Berberat Didier · Ständerat · 2019-09-17
Berberat Didier · Ständerat · Neuenburg · Sozialdemokratische Fraktion · 2019-09-17
Wortprotokoll
Comme vous le savez, le Conseil fédéral, en vertu de l'article 184 alinéa[NB]1 de la Constitution fédérale, a décidé de déposer officiellement la candidature de la Suisse à un siège non permanent au sein du Conseil de sécurité de l'ONU, pour la période 2023/24, auprès du groupe des Etats d'Europe occidentale et d'autres Etats, auquel la Suisse appartient.
Conformément à l'article 152 alinéa 3 de la loi sur le Parlement, l'exécutif fédéral a consulté préalablement les Commissions de politique extérieure de nos deux conseils. L'élection de notre pays au Conseil de sécurité devrait avoir lieu en juin 2022. A nos yeux, vingt ans après l'entrée de la Suisse à l'ONU, il est temps que notre pays puisse faire partie de cet organe. La campagne dure depuis huit ans et notre candidature est connue et accueillie favorablement au niveau international.
Récemment, le Conseil fédéral a reconfirmé la poursuite de notre candidature. Il est utile de préciser que les deux Commissions de politique extérieure ont été très régulièrement informées de l'état de la procédure, et la collaboration avec le Conseil fédéral, par le Département fédéral des affaires étrangères, a été d'excellente qualité, ce dont nous remercions les chefs successifs de ce département fédéral.
Suite aux discussions concernant cette opportunité très importante pour le rôle de notre pays au niveau international, la Commission de politique extérieure de notre conseil a décidé de déposer un postulat que le Conseil fédéral s'est d'ailleurs [PAGE 726] dit prêt à accepter - cela a été rappelé par le président tout à l'heure.
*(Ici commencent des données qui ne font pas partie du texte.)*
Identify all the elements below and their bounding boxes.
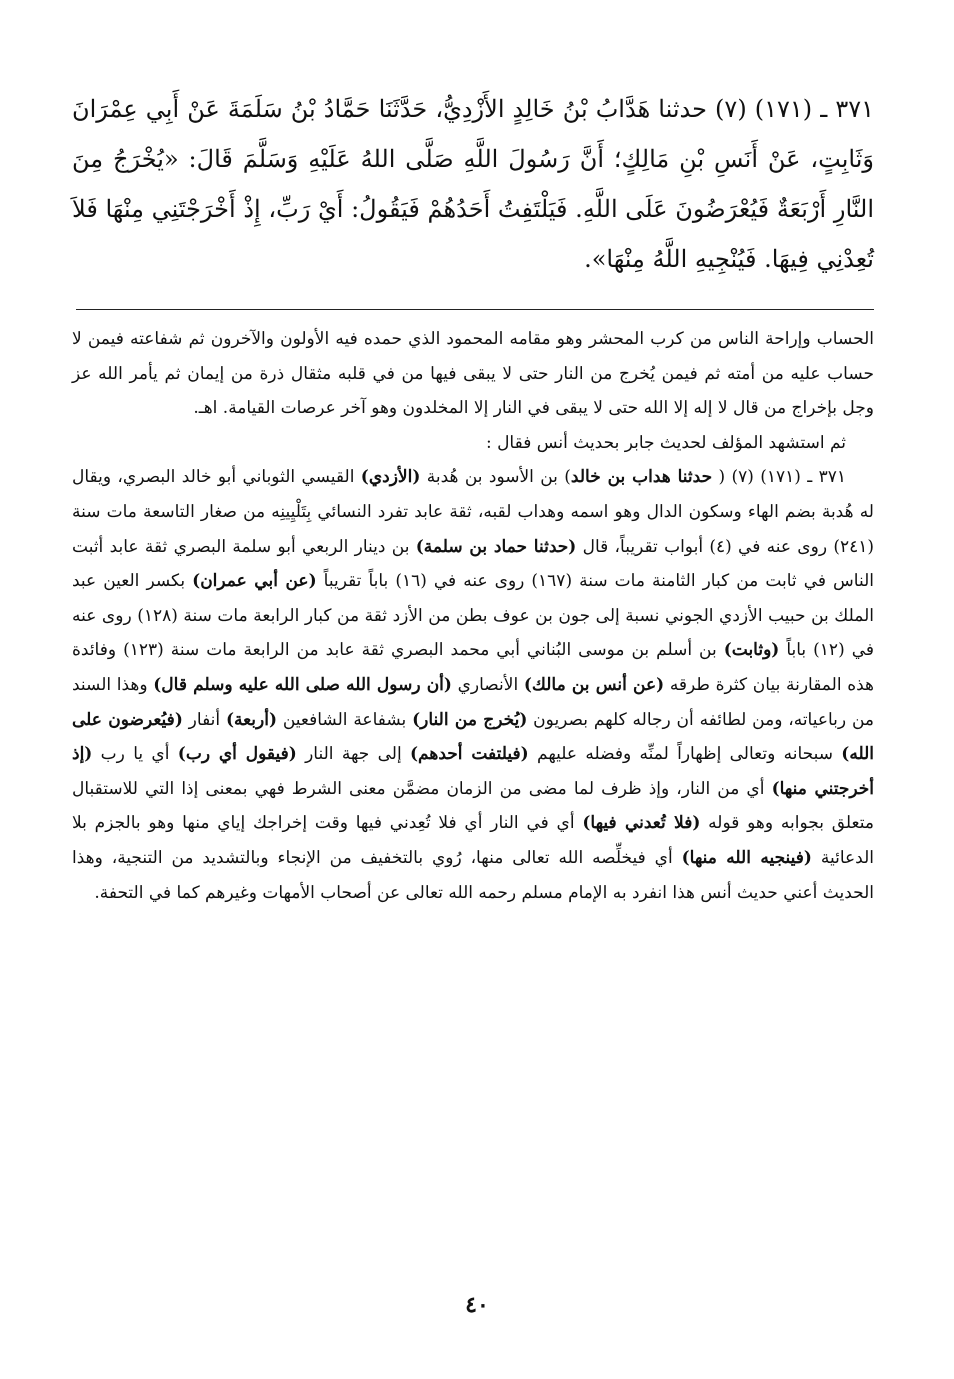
hadith-text: ٣٧١ ـ (١٧١) (٧) حدثنا هَدَّابُ بْنُ خَالِدٍ الأَزْدِيُّ، حَدَّثَنَا حَمَّادُ بْنُ سَلَمَةَ عَنْ أَبِي عِمْرَانَ وَثَابِتٍ، عَنْ أَنَسِ بْنِ مَالِكٍ؛ أَنَّ رَسُولَ اللَّهِ صَلَّى اللهُ عَلَيْهِ وَسَلَّمَ قَالَ: «يُخْرَجُ مِنَ النَّارِ أَرْبَعَةٌ فَيُعْرَضُونَ عَلَى اللَّهِ. فَيَلْتَفِتُ أَحَدُهُمْ فَيَقُولُ: أَيْ رَبِّ، إِذْ أَخْرَجْتَنِي مِنْهَا فَلاَ تُعِدْنِي فِيهَا. فَيُنْجِيهِ اللَّهُ مِنْهَا».: [72, 95, 875, 273]
bold-phrase: (فيقول أي رب): [177, 744, 297, 765]
footnote-divider: [76, 309, 874, 310]
commentary-text: أي يا رب: [92, 744, 178, 765]
bold-phrase: (فيُعرضون على الله): [72, 709, 874, 765]
commentary-text: بن دينار الربعي أبو سلمة البصري ثقة عابد أثبت الناس في ثابت من كبار الثامنة مات سنة (١٦٧) روى عنه في (١٦) باباً تقريباً: [72, 536, 874, 592]
commentary-text: الأنصاري: [451, 674, 524, 695]
commentary-text: بن أسلم بن موسى البُناني أبي محمد البصري ثقة عابد من الرابعة مات سنة (١٢٣) وفائدة هذه المقارنة بيان كثرة طرقه: [72, 640, 874, 695]
bold-phrase: (عن أنس بن مالك): [523, 674, 665, 695]
bold-phrase: (فلا تُعدني فيها): [582, 813, 701, 834]
bold-phrase: (أربعة): [225, 709, 278, 730]
bold-phrase: حدثنا هداب بن خالد: [570, 467, 713, 488]
bold-phrase: (حدثنا حماد بن سلمة): [415, 536, 577, 557]
commentary-text: وهذا السند من رباعياته، ومن لطائفه أن رجاله كلهم بصريون: [72, 674, 874, 730]
commentary-text: بشفاعة الشافعين: [277, 709, 413, 730]
commentary-text: أي فيخلِّصه الله تعالى منها، رُوي بالتخفيف من الإنجاء وبالتشديد من التنجية، وهذا الحديث أعني حديث أنس هذا انفرد به الإمام مسلم رحمه الله تعالى عن أصحاب الأمهات وغيرهم كما في التحفة.: [72, 847, 874, 903]
commentary-text: ٣٧١ ـ (١٧١) (٧) (: [712, 467, 847, 488]
bold-phrase: (إذ أخرجتني منها): [72, 744, 875, 799]
commentary-paragraph-1: الحساب وإراحة الناس من كرب المحشر وهو مقامه المحمود الذي حمده فيه الأولون والآخرون ثم شفاعته فيمن لا حساب عليه من أمته ثم فيمن يُخرج من النار حتى لا يبقى فيها من في قلبه مثقال ذرة من إيمان ثم يأمر الله عز وجل بإخراج من قال لا إله إلا الله حتى لا يبقى في النار إلا المخلدون وهو آخر عرصات القيامة. اهـ.: [72, 329, 874, 419]
commentary-paragraph-3: [72, 460, 874, 910]
bold-phrase: (وثابت): [723, 640, 780, 661]
commentary-text: سبحانه وتعالى إظهاراً لمنِّه وفضله عليهم: [528, 744, 842, 765]
commentary-text: أنفار: [182, 709, 226, 730]
commentary-text: أي من النار، وإذ ظرف لما مضى من الزمان مضمَّن معنى الشرط فهي بمعنى إذا التي للاستقبال متعلق بجوابه وهو قوله: [72, 778, 874, 834]
bold-phrase: (عن أبي عمران): [192, 571, 317, 592]
commentary-text: إلى جهة النار: [296, 744, 411, 765]
commentary-paragraph-2: ثم استشهد المؤلف لحديث جابر بحديث أنس فقال :: [485, 432, 846, 453]
commentary-text: أي في النار أي فلا تُعِدني فيها وقت إخراجك إياي منها وهو بالجزم بلا الدعائية: [72, 813, 874, 868]
bold-phrase: (يُخرج من النار): [412, 709, 528, 730]
bold-phrase: (الأزدي): [360, 467, 421, 488]
bold-phrase: (فينجيه الله منها): [681, 847, 812, 868]
page-number: ٤٠: [465, 1292, 489, 1318]
bold-phrase: (فيلتفت أحدهم): [410, 744, 529, 765]
commentary: [72, 322, 874, 910]
commentary-text: القيسي الثوباني أبو خالد البصري، ويقال له هُدبة بضم الهاء وسكون الدال وهو اسمه وهداب لقبه، ثقة عابد تفرد النسائي بِتَلْيِينِه من صغار التاسعة مات سنة (٢٤١) روى عنه في (٤) أبواب تقريباً، قال: [72, 467, 875, 557]
commentary-text: بكسر العين عبد الملك بن حبيب الأزدي الجوني نسبة إلى جون بن عوف بطن من الأزد ثقة من كبار الرابعة مات سنة (١٢٨) روى عنه في (١٢) باباً: [72, 571, 874, 661]
commentary-text: ) بن الأسود بن هُدبة: [420, 467, 571, 488]
bold-phrase: (أن رسول الله صلى الله عليه وسلم قال): [153, 674, 452, 695]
Ce postulat charge le Conseil fédéral de présenter, d'ici fin juin 2020, un rapport dans lequel il indiquera comment, le cas échéant, il entend impliquer le Parlement durant l'éventuel mandat de la Suisse au Conseil de sécurité de l'ONU. Précisons d'emblée qu'il n'est pas question ici de modifier les compétences et rôles respectifs du Conseil fédéral et du Parlement en matière de politique étrangère, qui sont fixés par la Constitution fédérale et la loi sur le Parlement.
Le but de ce postulat est que le Conseil fédéral examine comment encore mieux associer, et avec quel instrument, le Parlement, notamment par ses Commissions de politique extérieure, lors de la période de deux ans durant laquelle notre pays siègera au Conseil de sécurité. Cela pourrait prendre, par exemple, la forme d'un point à l'ordre du jour de chaque séance des Commissions de politique extérieure, dans lequel le Conseil fédéral consulterait ou informerait le Parlement des grands enjeux liés au Conseil de sécurité. Il serait également envisageable que les présidents des Commissions de politique extérieure, ou des membres de ces commissions ou d'autres commissions, puissent faire partie, à certaines conditions, de la délégation présente lors de certaines séances du Conseil de sécurité. Ou enfin, que l'on crée une délégation qui serait consultée par le Conseil fédéral sur les affaires du Conseil de sécurité, y compris, pour autant que cela soit possible, les affaires urgentes.
Il ne serait d'ailleurs pas inutile que le Conseil fédéral fasse examiner comment d'autres pays membres non permanents du Conseil de sécurité ont résolu la question de l'association de leur Parlement lorsqu'ils étaient membres de cet organe de l'ONU. Bien entendu, comparaison n'est pas raison et, vous le savez, le partage des compétences entre exécutif et législatif en matière de politique étrangère peut être très différent entre les Etats.
La réponse au postulat pourrait d'ailleurs être une bonne occasion pour le Conseil fédéral de faire le point sur l'état de la procédure d'élection, à deux ans du vote pour accéder à ce conseil.
En conclusion, la commission vous demande d'accepter ce postulat.